Quelles odeurs sentaient nos ancêtres ? Un groupe d'une quarantaine d'historiens, d'experts en intelligence artificielle, de chimistes et de parfumeurs a annoncé mardi qu'il allait recréer pour des expositions les odeurs qu'on trouvait en Europe du XVIe au XXe siècle, et créer en parallèle une encyclopédie des odeurs. C'est le début de trois ans de travail pour ressusciter les odeurs du passé et raconter l'Histoire du point de vue olfactif.
40 chercheurs et une intelligence artificielle
Le champ de bataille de Waterloo sentait-il autre chose que la poudre et canons ? C'est ce que va tenter de déterminer l'un des chercheurs qui travaille sur le projet Odeuropa. La méthode choisie va analyser 200.000 images et des milliers de textes historiques qui décrivent des odeurs à différentes époques. Une intelligence artificielle sera également chargée de trouver les références aux odeurs dans les textes.
L'air de Paris au 16e et 17e siècle avait par exemple probablement une touche de romarin, car cette plante était pour les habitants de l'époque un remède contre la peste et a donc été très utilisée. À l'inverse, les chercheurs feront sans doute ressortir la puanteur des villes européennes de la Révolution industrielle.
Faire découvrir les odeurs du passé au public
Une fois ces senteurs identifiées, le travail des experts commencera, explique Raphaël Troncy, enseignant-chercheur à l'école d'ingénieur Eurecom entre Nice et Cannes, et membre de ce projet. "On va travailler avec des chimistes et des entreprises qui créent des odeurs voire avec des parfumeurs à partir de recettes de cuisine, de descriptions chimiques de ces odeurs. On va en resynthétiser un certain nombre pour les recréer", explique-t-il.

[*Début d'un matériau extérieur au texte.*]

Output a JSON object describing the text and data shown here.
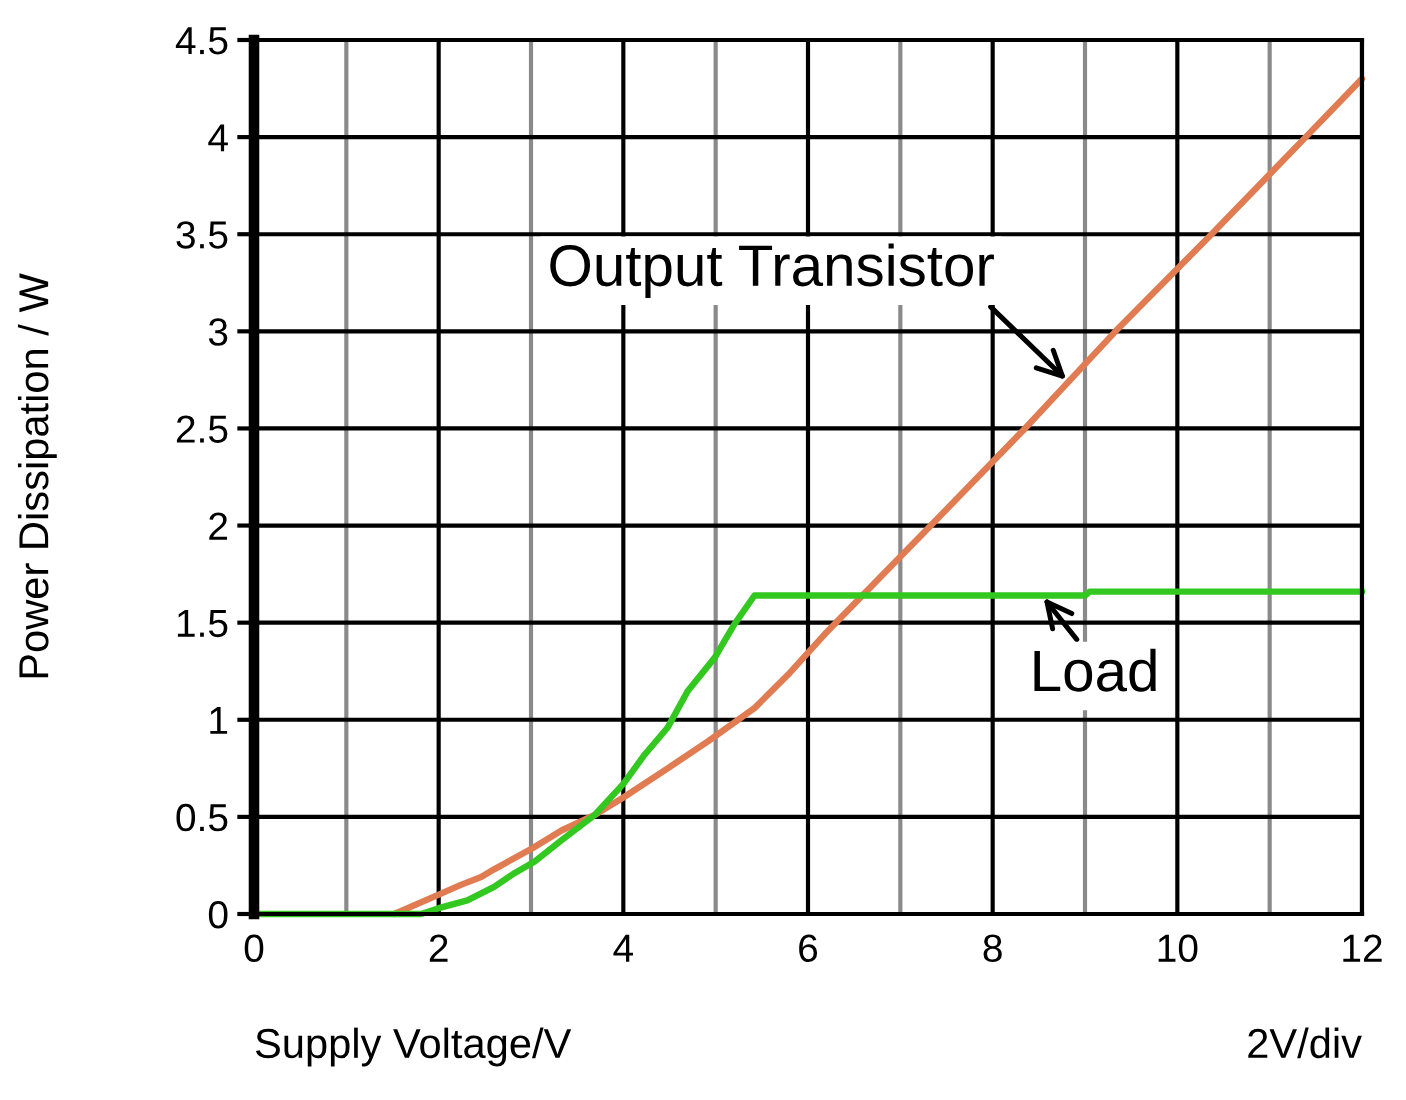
{
  "chart_data": {
    "type": "line",
    "xlabel": "Supply Voltage/V",
    "ylabel": "Power Dissipation / W",
    "annotations": [
      "2V/div"
    ],
    "xlim": [
      0,
      12
    ],
    "ylim": [
      0,
      4.5
    ],
    "xticks": [
      0,
      {
        "value": 1,
        "label": null
      },
      2,
      {
        "value": 3,
        "label": null
      },
      4,
      {
        "value": 5,
        "label": null
      },
      6,
      {
        "value": 7,
        "label": null
      },
      8,
      {
        "value": 9,
        "label": null
      },
      10,
      {
        "value": 11,
        "label": null
      },
      12
    ],
    "yticks": [
      0,
      0.5,
      1,
      1.5,
      2,
      2.5,
      3,
      3.5,
      4,
      4.5
    ],
    "grid": true,
    "series": [
      {
        "name": "Output Transistor",
        "color": "#e07b52",
        "x": [
          1.52,
          2.0,
          2.24,
          2.46,
          2.6,
          3.02,
          3.33,
          3.69,
          4.0,
          4.48,
          4.92,
          5.42,
          5.78,
          6.18,
          6.61,
          7.33,
          8.35,
          8.82,
          9.33,
          10.37,
          11.39,
          12.0
        ],
        "values": [
          0,
          0.1,
          0.15,
          0.19,
          0.23,
          0.34,
          0.43,
          0.51,
          0.6,
          0.75,
          0.89,
          1.06,
          1.23,
          1.44,
          1.65,
          2.0,
          2.5,
          2.74,
          3.0,
          3.5,
          4.0,
          4.3
        ]
      },
      {
        "name": "Load",
        "color": "#33c81f",
        "x": [
          0,
          1.81,
          2.0,
          2.31,
          2.6,
          2.82,
          3.04,
          3.33,
          3.69,
          4.0,
          4.23,
          4.48,
          4.7,
          4.99,
          5.2,
          5.42,
          9.0,
          9.05,
          12.0
        ],
        "values": [
          0,
          0,
          0.03,
          0.07,
          0.14,
          0.21,
          0.27,
          0.38,
          0.51,
          0.67,
          0.82,
          0.96,
          1.15,
          1.32,
          1.49,
          1.64,
          1.64,
          1.66,
          1.66
        ]
      }
    ]
  }
}
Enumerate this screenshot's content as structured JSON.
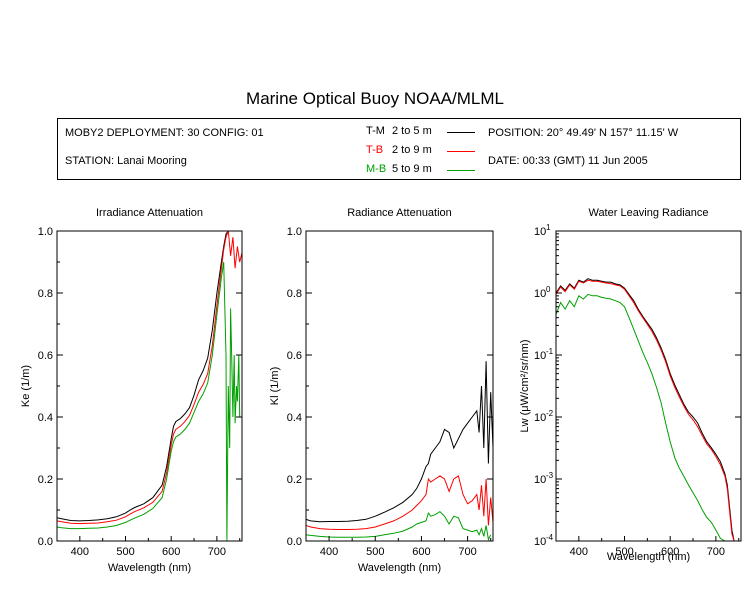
{
  "header": {
    "title": "Marine Optical Buoy NOAA/MLML",
    "deployment": "MOBY2 DEPLOYMENT: 30 CONFIG: 01",
    "station": "STATION: Lanai Mooring",
    "position": "POSITION: 20° 49.49' N   157° 11.15' W",
    "date": "DATE: 00:33 (GMT) 11 Jun 2005"
  },
  "legend": [
    {
      "code": "T-M",
      "range": "2 to 5  m",
      "color": "#000000"
    },
    {
      "code": "T-B",
      "range": "2 to 9  m",
      "color": "#ff0000"
    },
    {
      "code": "M-B",
      "range": "5 to 9  m",
      "color": "#00a000"
    }
  ],
  "chart_data": [
    {
      "type": "line",
      "title": "Irradiance Attenuation",
      "xlabel": "Wavelength (nm)",
      "ylabel": "Ke  (1/m)",
      "xlim": [
        350,
        755
      ],
      "ylim": [
        0,
        1.0
      ],
      "xticks": [
        400,
        500,
        600,
        700
      ],
      "yticks": [
        "0.0",
        "0.2",
        "0.4",
        "0.6",
        "0.8",
        "1.0"
      ],
      "grid": false,
      "series": [
        {
          "name": "T-M",
          "color": "#000000",
          "x": [
            350,
            360,
            380,
            400,
            420,
            440,
            460,
            480,
            500,
            510,
            520,
            540,
            560,
            580,
            590,
            600,
            605,
            610,
            620,
            630,
            640,
            650,
            660,
            670,
            680,
            690,
            700,
            710,
            715,
            720,
            725,
            730,
            735,
            740,
            745,
            750,
            755
          ],
          "y": [
            0.075,
            0.072,
            0.066,
            0.065,
            0.066,
            0.068,
            0.072,
            0.078,
            0.09,
            0.1,
            0.108,
            0.12,
            0.14,
            0.18,
            0.24,
            0.33,
            0.37,
            0.385,
            0.395,
            0.41,
            0.43,
            0.47,
            0.52,
            0.55,
            0.59,
            0.68,
            0.8,
            0.9,
            0.95,
            0.99,
            1.0,
            1.0,
            1.0,
            1.0,
            1.0,
            1.0,
            1.0
          ]
        },
        {
          "name": "T-B",
          "color": "#ff0000",
          "x": [
            350,
            360,
            380,
            400,
            420,
            440,
            460,
            480,
            500,
            510,
            520,
            540,
            560,
            580,
            590,
            600,
            605,
            610,
            620,
            630,
            640,
            650,
            660,
            670,
            680,
            690,
            700,
            710,
            715,
            720,
            725,
            730,
            735,
            740,
            745,
            750,
            755
          ],
          "y": [
            0.065,
            0.062,
            0.057,
            0.056,
            0.057,
            0.058,
            0.062,
            0.067,
            0.078,
            0.087,
            0.095,
            0.107,
            0.125,
            0.16,
            0.22,
            0.31,
            0.345,
            0.36,
            0.37,
            0.385,
            0.405,
            0.44,
            0.48,
            0.505,
            0.54,
            0.63,
            0.76,
            0.88,
            0.94,
            0.98,
            1.0,
            0.92,
            0.98,
            0.88,
            0.95,
            0.9,
            0.93
          ]
        },
        {
          "name": "M-B",
          "color": "#00a000",
          "x": [
            350,
            360,
            380,
            400,
            420,
            440,
            460,
            480,
            500,
            510,
            520,
            540,
            560,
            580,
            590,
            600,
            605,
            610,
            620,
            630,
            640,
            650,
            660,
            670,
            680,
            690,
            700,
            710,
            715,
            720,
            722,
            725,
            728,
            730,
            733,
            735,
            738,
            740,
            743,
            745,
            748,
            750
          ],
          "y": [
            0.045,
            0.043,
            0.04,
            0.04,
            0.041,
            0.042,
            0.045,
            0.05,
            0.06,
            0.067,
            0.074,
            0.086,
            0.105,
            0.14,
            0.2,
            0.29,
            0.32,
            0.335,
            0.345,
            0.36,
            0.38,
            0.415,
            0.45,
            0.475,
            0.51,
            0.6,
            0.73,
            0.85,
            0.9,
            0.6,
            0.0,
            0.5,
            0.3,
            0.75,
            0.55,
            0.4,
            0.6,
            0.38,
            0.5,
            0.45,
            0.6,
            0.4
          ]
        }
      ]
    },
    {
      "type": "line",
      "title": "Radiance Attenuation",
      "xlabel": "Wavelength (nm)",
      "ylabel": "Kl  (1/m)",
      "xlim": [
        350,
        755
      ],
      "ylim": [
        0,
        1.0
      ],
      "xticks": [
        400,
        500,
        600,
        700
      ],
      "yticks": [
        "0.0",
        "0.2",
        "0.4",
        "0.6",
        "0.8",
        "1.0"
      ],
      "grid": false,
      "series": [
        {
          "name": "T-M",
          "color": "#000000",
          "x": [
            350,
            360,
            380,
            400,
            420,
            440,
            460,
            480,
            500,
            520,
            540,
            560,
            580,
            590,
            600,
            605,
            610,
            615,
            620,
            630,
            640,
            650,
            660,
            670,
            680,
            690,
            700,
            710,
            720,
            725,
            730,
            735,
            740,
            745,
            750,
            755
          ],
          "y": [
            0.07,
            0.065,
            0.062,
            0.063,
            0.063,
            0.064,
            0.066,
            0.07,
            0.08,
            0.093,
            0.107,
            0.125,
            0.15,
            0.17,
            0.2,
            0.22,
            0.24,
            0.25,
            0.28,
            0.3,
            0.32,
            0.36,
            0.35,
            0.3,
            0.33,
            0.36,
            0.38,
            0.4,
            0.42,
            0.35,
            0.5,
            0.3,
            0.58,
            0.25,
            0.48,
            0.3
          ]
        },
        {
          "name": "T-B",
          "color": "#ff0000",
          "x": [
            350,
            360,
            380,
            400,
            420,
            440,
            460,
            480,
            500,
            520,
            540,
            560,
            580,
            590,
            600,
            610,
            615,
            620,
            630,
            640,
            650,
            660,
            670,
            680,
            690,
            700,
            710,
            720,
            725,
            730,
            735,
            740,
            745,
            750,
            755
          ],
          "y": [
            0.05,
            0.045,
            0.04,
            0.038,
            0.037,
            0.037,
            0.038,
            0.04,
            0.045,
            0.055,
            0.065,
            0.08,
            0.1,
            0.115,
            0.13,
            0.15,
            0.2,
            0.19,
            0.2,
            0.21,
            0.2,
            0.16,
            0.2,
            0.21,
            0.15,
            0.12,
            0.13,
            0.15,
            0.1,
            0.18,
            0.08,
            0.2,
            0.05,
            0.14,
            0.06
          ]
        },
        {
          "name": "M-B",
          "color": "#00a000",
          "x": [
            350,
            360,
            380,
            400,
            420,
            440,
            460,
            480,
            500,
            520,
            540,
            560,
            580,
            590,
            600,
            610,
            615,
            620,
            630,
            640,
            650,
            660,
            670,
            680,
            690,
            700,
            710,
            720,
            725,
            730,
            735,
            740,
            745,
            750
          ],
          "y": [
            0.02,
            0.018,
            0.015,
            0.013,
            0.012,
            0.012,
            0.012,
            0.013,
            0.015,
            0.02,
            0.025,
            0.032,
            0.045,
            0.055,
            0.06,
            0.065,
            0.09,
            0.08,
            0.085,
            0.095,
            0.08,
            0.055,
            0.08,
            0.075,
            0.04,
            0.035,
            0.03,
            0.035,
            0.02,
            0.04,
            0.015,
            0.05,
            0.005,
            0.02
          ]
        }
      ]
    },
    {
      "type": "line",
      "title": "Water Leaving Radiance",
      "xlabel": "Wavelength (nm)",
      "ylabel": "Lw  (μW/cm²/sr/nm)",
      "xscale": "log-y",
      "xlim": [
        350,
        755
      ],
      "ylim_log10": [
        -4,
        1
      ],
      "xticks": [
        400,
        500,
        600,
        700
      ],
      "yticks": [
        {
          "base": "10",
          "exp": "1"
        },
        {
          "base": "10",
          "exp": "0"
        },
        {
          "base": "10",
          "exp": "-1"
        },
        {
          "base": "10",
          "exp": "-2"
        },
        {
          "base": "10",
          "exp": "-3"
        },
        {
          "base": "10",
          "exp": "-4"
        }
      ],
      "grid": false,
      "series": [
        {
          "name": "T-M",
          "color": "#000000",
          "x": [
            350,
            360,
            370,
            380,
            390,
            400,
            410,
            420,
            430,
            440,
            450,
            460,
            470,
            480,
            490,
            500,
            510,
            520,
            530,
            540,
            550,
            560,
            570,
            580,
            590,
            600,
            610,
            620,
            630,
            640,
            650,
            660,
            670,
            680,
            690,
            700,
            710,
            720,
            725,
            730,
            735,
            740,
            745,
            750,
            755
          ],
          "y": [
            1.0,
            1.3,
            1.1,
            1.4,
            1.2,
            1.6,
            1.5,
            1.7,
            1.6,
            1.6,
            1.55,
            1.5,
            1.5,
            1.4,
            1.35,
            1.2,
            0.95,
            0.75,
            0.55,
            0.42,
            0.33,
            0.26,
            0.19,
            0.13,
            0.085,
            0.05,
            0.033,
            0.023,
            0.016,
            0.012,
            0.01,
            0.008,
            0.0055,
            0.004,
            0.0032,
            0.0025,
            0.0019,
            0.0012,
            0.0008,
            0.00035,
            0.00015,
            0.0001,
            0.0001,
            0.0001,
            0.0001
          ]
        },
        {
          "name": "T-B",
          "color": "#ff0000",
          "x": [
            350,
            360,
            370,
            380,
            390,
            400,
            410,
            420,
            430,
            440,
            450,
            460,
            470,
            480,
            490,
            500,
            510,
            520,
            530,
            540,
            550,
            560,
            570,
            580,
            590,
            600,
            610,
            620,
            630,
            640,
            650,
            660,
            670,
            680,
            690,
            700,
            710,
            720,
            725,
            730,
            735,
            740,
            745,
            750,
            755
          ],
          "y": [
            0.95,
            1.25,
            1.05,
            1.35,
            1.15,
            1.55,
            1.45,
            1.6,
            1.55,
            1.55,
            1.5,
            1.45,
            1.42,
            1.35,
            1.3,
            1.15,
            0.9,
            0.7,
            0.52,
            0.4,
            0.31,
            0.24,
            0.175,
            0.12,
            0.078,
            0.046,
            0.03,
            0.021,
            0.015,
            0.011,
            0.009,
            0.007,
            0.005,
            0.0037,
            0.003,
            0.0023,
            0.0017,
            0.0011,
            0.0007,
            0.0003,
            0.00013,
            0.0001,
            0.0001,
            0.0001,
            0.0001
          ]
        },
        {
          "name": "M-B",
          "color": "#00a000",
          "x": [
            350,
            360,
            370,
            380,
            390,
            400,
            410,
            420,
            430,
            440,
            450,
            460,
            470,
            480,
            490,
            500,
            510,
            520,
            530,
            540,
            550,
            560,
            570,
            580,
            590,
            600,
            610,
            620,
            630,
            640,
            650,
            660,
            670,
            680,
            690,
            700,
            710,
            720,
            725,
            730,
            735
          ],
          "y": [
            0.45,
            0.7,
            0.55,
            0.75,
            0.6,
            0.9,
            0.8,
            0.95,
            0.9,
            0.9,
            0.85,
            0.82,
            0.8,
            0.75,
            0.7,
            0.6,
            0.4,
            0.26,
            0.17,
            0.11,
            0.075,
            0.05,
            0.03,
            0.017,
            0.008,
            0.004,
            0.0022,
            0.0015,
            0.0011,
            0.0008,
            0.0006,
            0.00045,
            0.00032,
            0.00024,
            0.0002,
            0.00015,
            0.00011,
            0.0001,
            0.0001,
            0.0001,
            0.0001
          ]
        }
      ]
    }
  ]
}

Le projet Odeuropa, dont le coût s'élève à 2,8 millions d'euros financés par l'Union européenne, permettra ainsi d'interroger le statut des odeurs : "Est-ce que les odeurs doivent être considérées comme appartenant à notre patrimoine culturel ?", interroge le professeur William Tullett, historien à l'université Anglia Ruskin.. "Et si oui, est ce que nous devons les préserver pour le futur ?". Les échantillons d'odeurs recréées voyageront à partir de l'année prochaine dans différents musées européens ou sur des sites historiques pour des reconstitutions, plongeant les visiteurs olfactivement dans le passé.